The investigation, opened in August last year, was conducted by the Australian privacy commissioner Timothy Pilgrim and the privacy commissioner of Canada Daniel Therrien.

It found that ALM (recently rebranded Ruby Corp) “did not have appropriate safeguards in place considering the sensitivity of the personal information” under Canadian legislation, and had not taken “reasonable steps in the circumstances to protect the personal information it held under the Australian Privacy Act”.

A “lack of an adequate framework failed to prevent the multiple security weaknesses”, with the investigation finding this “is an unacceptable shortcoming for an organisation that holds sensitive personal information or a significant amount of personal information”.

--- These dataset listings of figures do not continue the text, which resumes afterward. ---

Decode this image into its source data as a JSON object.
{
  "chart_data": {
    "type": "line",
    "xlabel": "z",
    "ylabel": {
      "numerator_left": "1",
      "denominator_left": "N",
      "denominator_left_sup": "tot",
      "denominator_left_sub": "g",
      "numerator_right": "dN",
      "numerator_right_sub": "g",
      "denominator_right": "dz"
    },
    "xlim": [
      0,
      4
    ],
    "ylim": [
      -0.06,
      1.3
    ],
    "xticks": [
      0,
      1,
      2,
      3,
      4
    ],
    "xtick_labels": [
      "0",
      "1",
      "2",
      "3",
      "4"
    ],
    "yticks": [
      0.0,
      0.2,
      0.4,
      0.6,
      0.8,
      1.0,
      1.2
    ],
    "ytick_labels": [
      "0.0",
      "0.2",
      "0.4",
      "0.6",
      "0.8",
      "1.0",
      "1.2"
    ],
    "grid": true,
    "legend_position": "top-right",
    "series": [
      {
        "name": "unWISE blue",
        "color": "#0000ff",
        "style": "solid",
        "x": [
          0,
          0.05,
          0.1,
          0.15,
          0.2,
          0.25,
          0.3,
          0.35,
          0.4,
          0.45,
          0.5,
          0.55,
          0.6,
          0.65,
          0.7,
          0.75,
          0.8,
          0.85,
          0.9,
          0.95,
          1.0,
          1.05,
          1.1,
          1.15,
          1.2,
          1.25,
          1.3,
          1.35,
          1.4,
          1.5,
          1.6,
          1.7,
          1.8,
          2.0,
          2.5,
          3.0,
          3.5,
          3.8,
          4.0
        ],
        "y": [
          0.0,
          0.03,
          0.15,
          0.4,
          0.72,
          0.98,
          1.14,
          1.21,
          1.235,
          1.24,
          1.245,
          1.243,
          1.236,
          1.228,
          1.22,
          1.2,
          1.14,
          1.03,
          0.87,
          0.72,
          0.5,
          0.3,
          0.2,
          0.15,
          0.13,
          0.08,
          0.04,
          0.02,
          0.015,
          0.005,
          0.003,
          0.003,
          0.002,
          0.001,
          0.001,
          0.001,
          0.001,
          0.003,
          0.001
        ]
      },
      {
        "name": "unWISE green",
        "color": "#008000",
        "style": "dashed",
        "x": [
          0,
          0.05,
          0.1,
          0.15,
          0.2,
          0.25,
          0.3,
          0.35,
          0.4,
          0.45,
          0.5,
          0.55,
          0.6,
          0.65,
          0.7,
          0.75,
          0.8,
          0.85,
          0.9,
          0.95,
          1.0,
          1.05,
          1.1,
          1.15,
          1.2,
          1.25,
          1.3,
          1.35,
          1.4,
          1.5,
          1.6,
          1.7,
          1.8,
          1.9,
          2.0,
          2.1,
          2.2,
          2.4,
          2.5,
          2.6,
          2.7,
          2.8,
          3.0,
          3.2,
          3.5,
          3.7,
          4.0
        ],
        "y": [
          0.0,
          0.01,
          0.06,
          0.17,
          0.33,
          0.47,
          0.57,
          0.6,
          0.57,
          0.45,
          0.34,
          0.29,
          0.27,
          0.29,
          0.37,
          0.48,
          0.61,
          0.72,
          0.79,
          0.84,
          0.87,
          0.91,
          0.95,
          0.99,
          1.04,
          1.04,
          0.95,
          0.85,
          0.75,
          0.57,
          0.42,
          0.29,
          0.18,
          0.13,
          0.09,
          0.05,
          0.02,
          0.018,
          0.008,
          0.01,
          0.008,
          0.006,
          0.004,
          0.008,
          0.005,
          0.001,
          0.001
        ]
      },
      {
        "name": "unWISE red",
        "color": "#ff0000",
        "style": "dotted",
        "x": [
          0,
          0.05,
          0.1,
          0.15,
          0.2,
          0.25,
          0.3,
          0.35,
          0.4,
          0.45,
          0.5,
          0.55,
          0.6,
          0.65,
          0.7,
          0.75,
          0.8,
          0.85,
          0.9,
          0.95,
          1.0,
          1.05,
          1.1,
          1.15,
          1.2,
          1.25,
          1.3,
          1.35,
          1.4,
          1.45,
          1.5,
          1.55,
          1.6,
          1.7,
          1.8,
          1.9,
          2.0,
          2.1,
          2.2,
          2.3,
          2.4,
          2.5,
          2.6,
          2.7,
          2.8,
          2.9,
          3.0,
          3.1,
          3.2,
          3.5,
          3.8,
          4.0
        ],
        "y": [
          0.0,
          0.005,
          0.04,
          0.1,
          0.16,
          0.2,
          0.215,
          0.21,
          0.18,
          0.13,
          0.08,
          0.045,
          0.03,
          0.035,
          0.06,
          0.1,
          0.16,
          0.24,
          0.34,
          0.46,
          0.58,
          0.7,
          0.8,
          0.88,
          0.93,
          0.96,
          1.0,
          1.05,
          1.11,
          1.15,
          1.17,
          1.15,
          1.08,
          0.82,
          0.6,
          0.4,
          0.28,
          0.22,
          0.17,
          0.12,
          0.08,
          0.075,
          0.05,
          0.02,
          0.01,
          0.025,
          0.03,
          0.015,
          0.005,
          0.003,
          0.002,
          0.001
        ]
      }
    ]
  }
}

ALM has offered court-enforceable binding commitments to each commissioner to improve its personal information practices and governance.

“The findings of our joint investigation reveal the risks to businesses when they do not have a dedicated risk-management process in place to protect personal information,” Pilgrim commented.

“This incident shows how that approach goes beyond ‘IT issues’ and must include training, policies, documentation, oversight and clear lines of authority for decisions about personal information security.”

Pilgrim noted that consumers should also be proactive when it comes to privacy.

“While ALM fell well short of the requirements we would expect for an organisation managing personal information, breaches can occur in the best-run companies,” he commented.

“The lesson for consumers is to make informed choices about providing personal information and to take privacy into their own hands.

“Be clear about what you are providing, the value you are getting in exchange, and understand that no organisation is ‘breach-proof’.”